La Corte dei conti, Sez. Puglia, con deliberazione n. 84/2020 fornisce utili chiarimenti in merito alla possibilità, da parte di enti che abbiano fatto ricorso alla procedura di riequilibrio finanziario pluriennale (ex artt. 243-bis ss. TUEL), di contrarre debito. Il comma 9-bis dell’art. 243-bis – aggiunto dall’art. 3, comma 3, lett. b), del d.l. 6.3.2014, n. 16, convertito, con modificazioni, dalla l. 2.5.2014, n. 68, successivamente, modificato dall’art. 39, comma 14-decies, lett. a), del d.l. 30.12.2019, n. 162, convertito, con modificazioni, dalla l. 28.2.2020, n. 8 – ha previsto che «In deroga al comma 8, lettera g), e al comma 9, lettera d), del presente articolo e all’articolo 243-ter, i comuni che fanno ricorso alla procedura di riequilibrio finanziario pluriennale prevista dal presente articolo possono contrarre mutui, oltre i limiti di cui al comma 1 dell’articolo 204, necessari alla copertura di spese di investimento relative a progetti e interventi che garantiscano l’ottenimento di risparmi di gestione funzionali al raggiungimento degli obiettivi fissati nel piano di riequilibrio finanziario pluriennale, per un importo non superiore alle quote di capitale dei mutui e dei prestiti obbligazionari precedentemente contratti ed emessi, rimborsate nell’esercizio precedente, nonché alla copertura, anche a titolo di anticipazione, di spese di investimento strettamente funzionali all’ordinato svolgimento di progetti e interventi finanziati in prevalenza con risorse provenienti dall’Unione europea o da amministrazioni ed enti nazionali, pubblici o privati».

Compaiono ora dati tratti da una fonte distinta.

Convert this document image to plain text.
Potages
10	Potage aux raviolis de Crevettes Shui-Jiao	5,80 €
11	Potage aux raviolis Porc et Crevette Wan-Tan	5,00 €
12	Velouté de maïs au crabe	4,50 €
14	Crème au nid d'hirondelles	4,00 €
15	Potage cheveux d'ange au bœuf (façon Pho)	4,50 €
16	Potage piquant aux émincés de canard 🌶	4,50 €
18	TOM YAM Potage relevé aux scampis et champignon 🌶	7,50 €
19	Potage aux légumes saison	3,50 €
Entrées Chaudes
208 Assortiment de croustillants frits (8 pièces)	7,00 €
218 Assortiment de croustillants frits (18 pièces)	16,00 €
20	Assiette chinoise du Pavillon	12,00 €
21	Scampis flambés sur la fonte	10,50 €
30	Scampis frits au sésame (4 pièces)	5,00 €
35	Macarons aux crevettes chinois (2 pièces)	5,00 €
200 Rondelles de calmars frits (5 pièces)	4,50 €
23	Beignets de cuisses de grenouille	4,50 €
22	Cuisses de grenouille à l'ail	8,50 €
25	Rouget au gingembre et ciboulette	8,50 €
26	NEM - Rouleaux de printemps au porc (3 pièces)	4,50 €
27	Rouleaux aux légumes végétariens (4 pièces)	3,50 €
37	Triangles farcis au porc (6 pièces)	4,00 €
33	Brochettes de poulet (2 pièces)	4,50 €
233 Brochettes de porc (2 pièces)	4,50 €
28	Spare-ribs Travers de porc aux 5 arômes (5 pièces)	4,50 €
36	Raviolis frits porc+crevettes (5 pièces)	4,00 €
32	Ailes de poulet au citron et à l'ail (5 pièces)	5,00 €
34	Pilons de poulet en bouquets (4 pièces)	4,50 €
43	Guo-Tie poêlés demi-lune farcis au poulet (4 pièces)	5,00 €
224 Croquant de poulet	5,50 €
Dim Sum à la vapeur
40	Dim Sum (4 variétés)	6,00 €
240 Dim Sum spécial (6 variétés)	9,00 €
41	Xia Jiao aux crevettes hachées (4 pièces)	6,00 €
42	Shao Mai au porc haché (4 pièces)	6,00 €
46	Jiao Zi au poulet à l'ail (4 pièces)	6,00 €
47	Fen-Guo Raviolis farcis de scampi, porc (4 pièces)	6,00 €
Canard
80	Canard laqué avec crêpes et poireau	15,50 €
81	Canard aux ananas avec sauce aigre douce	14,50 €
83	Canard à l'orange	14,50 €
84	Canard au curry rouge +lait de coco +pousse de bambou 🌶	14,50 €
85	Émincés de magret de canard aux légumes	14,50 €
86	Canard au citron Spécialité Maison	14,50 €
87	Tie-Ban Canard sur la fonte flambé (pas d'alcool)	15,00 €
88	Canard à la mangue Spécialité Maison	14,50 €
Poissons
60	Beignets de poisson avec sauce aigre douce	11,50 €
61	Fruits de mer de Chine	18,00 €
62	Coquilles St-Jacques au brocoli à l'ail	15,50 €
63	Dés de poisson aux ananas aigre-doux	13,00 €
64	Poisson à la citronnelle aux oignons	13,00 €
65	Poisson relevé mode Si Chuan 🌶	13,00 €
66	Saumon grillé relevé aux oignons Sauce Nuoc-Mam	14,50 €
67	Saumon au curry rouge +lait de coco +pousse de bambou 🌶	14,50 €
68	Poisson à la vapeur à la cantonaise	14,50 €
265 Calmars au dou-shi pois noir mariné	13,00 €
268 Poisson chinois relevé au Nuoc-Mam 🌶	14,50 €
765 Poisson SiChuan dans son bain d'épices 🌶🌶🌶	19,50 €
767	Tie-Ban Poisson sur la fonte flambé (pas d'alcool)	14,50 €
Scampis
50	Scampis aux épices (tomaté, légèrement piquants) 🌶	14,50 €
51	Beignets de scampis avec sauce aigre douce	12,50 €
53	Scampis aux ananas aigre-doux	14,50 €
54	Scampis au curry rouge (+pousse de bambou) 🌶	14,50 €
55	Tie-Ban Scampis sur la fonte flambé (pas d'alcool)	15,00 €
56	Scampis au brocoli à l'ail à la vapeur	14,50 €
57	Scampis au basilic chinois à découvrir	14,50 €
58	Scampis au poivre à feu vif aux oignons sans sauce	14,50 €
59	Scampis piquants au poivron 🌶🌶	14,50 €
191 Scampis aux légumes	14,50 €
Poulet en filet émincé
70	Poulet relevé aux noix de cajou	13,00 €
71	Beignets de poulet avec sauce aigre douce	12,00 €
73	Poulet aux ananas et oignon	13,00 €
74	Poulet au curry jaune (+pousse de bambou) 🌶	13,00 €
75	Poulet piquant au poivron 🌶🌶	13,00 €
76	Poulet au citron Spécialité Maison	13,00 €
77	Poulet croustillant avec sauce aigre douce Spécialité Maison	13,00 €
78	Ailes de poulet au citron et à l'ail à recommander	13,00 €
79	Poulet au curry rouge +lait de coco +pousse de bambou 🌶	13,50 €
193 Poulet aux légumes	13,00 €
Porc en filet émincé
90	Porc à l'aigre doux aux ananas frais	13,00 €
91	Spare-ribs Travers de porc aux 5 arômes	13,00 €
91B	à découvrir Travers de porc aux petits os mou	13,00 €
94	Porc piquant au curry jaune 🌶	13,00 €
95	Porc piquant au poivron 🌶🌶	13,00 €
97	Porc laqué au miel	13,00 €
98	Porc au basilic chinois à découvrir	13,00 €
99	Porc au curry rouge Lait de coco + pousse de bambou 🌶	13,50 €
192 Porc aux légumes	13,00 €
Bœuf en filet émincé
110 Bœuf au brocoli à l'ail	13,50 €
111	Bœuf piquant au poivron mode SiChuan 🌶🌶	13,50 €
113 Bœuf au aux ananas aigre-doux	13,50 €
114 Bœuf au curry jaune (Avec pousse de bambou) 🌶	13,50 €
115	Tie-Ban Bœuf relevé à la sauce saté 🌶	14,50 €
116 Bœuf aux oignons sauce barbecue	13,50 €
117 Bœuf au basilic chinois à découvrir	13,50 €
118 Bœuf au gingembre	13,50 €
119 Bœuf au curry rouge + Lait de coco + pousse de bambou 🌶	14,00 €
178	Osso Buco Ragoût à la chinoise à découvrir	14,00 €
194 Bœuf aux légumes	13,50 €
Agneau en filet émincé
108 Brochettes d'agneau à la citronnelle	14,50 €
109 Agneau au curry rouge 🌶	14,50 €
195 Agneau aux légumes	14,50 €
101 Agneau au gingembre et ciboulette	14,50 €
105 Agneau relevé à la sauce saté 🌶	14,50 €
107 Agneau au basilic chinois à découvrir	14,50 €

La disposizione circoscrive la possibilità per gli enti in piano di riequilibrio di ricorrere a nuovo indebitamento mediante la contrazione di mutui; segnatamente, i mutui in questione:
– devono essere necessari per il finanziamento di spese di investimento relative a «progetti e interventi che garantiscano l’ottenimento di risparmi di gestione funzionali al raggiungimento degli obiettivi fissati nel piano di riequilibrio finanziario pluriennale»;
– possono essere accesi per un importo non superiore alle quote di capitale dei mutui e dei prestiti obbligazionari precedentemente contratti ed emessi, rimborsate nell’esercizio precedente.
I risparmi di gestione si riferiscono sia a spese correnti che in conto capitale, non contemplando la disposizione alcun distinguo ed essendo semmai auspicabile una contrazione della prima tipologia di uscite.
Ne consegue che gli enti interessati abbiano l’onere di dimostrare – sulla base di documentate analisi proiettate lungo la durata della procedura – non solo l’effettività dei risparmi ottenibili ma anche la loro idoneità al conseguimento degli obiettivi del piano. La scelta di accedere al finanziamento in esame andrà, quindi, adeguatamente motivata con l’attitudine, puntualmente verificata e rappresentata in atti, dei progetti e degli interventi finanziati a garantire – nel confronto con spese alternativamente praticabili dell’ente – risparmi di gestione che consentano il raggiungimento degli obiettivi fissati dal piano. Infine, viene precisato che l’incapacità dei progetti finanziati di assicurare risparmi di gestione funzionali al raggiungimento degli obiettivi del piano comporterebbe un aggravamento della situazione debitoria dell’ente, che a sua volta rischierebbe di minare la sostenibilità del piano stesso; in proposito, si rammenta che l’accertamento, da parte della competente Sezione regionale della Corte dei conti, di grave e reiterato mancato rispetto degli obiettivi intermedi fissati dal piano ovvero il mancato raggiungimento del riequilibrio finanziario al termine del periodo di durata del piano stesso comportano l’applicazione del dissesto guidato di cui al citato art. 6, comma 2, del d.lgs. n. 149/2011, con l’assegnazione al consiglio dell’ente, da parte del Prefetto, del termine non superiore a venti giorni per la deliberazione del dissesto (art. 243- bis, comma 7, TUEL).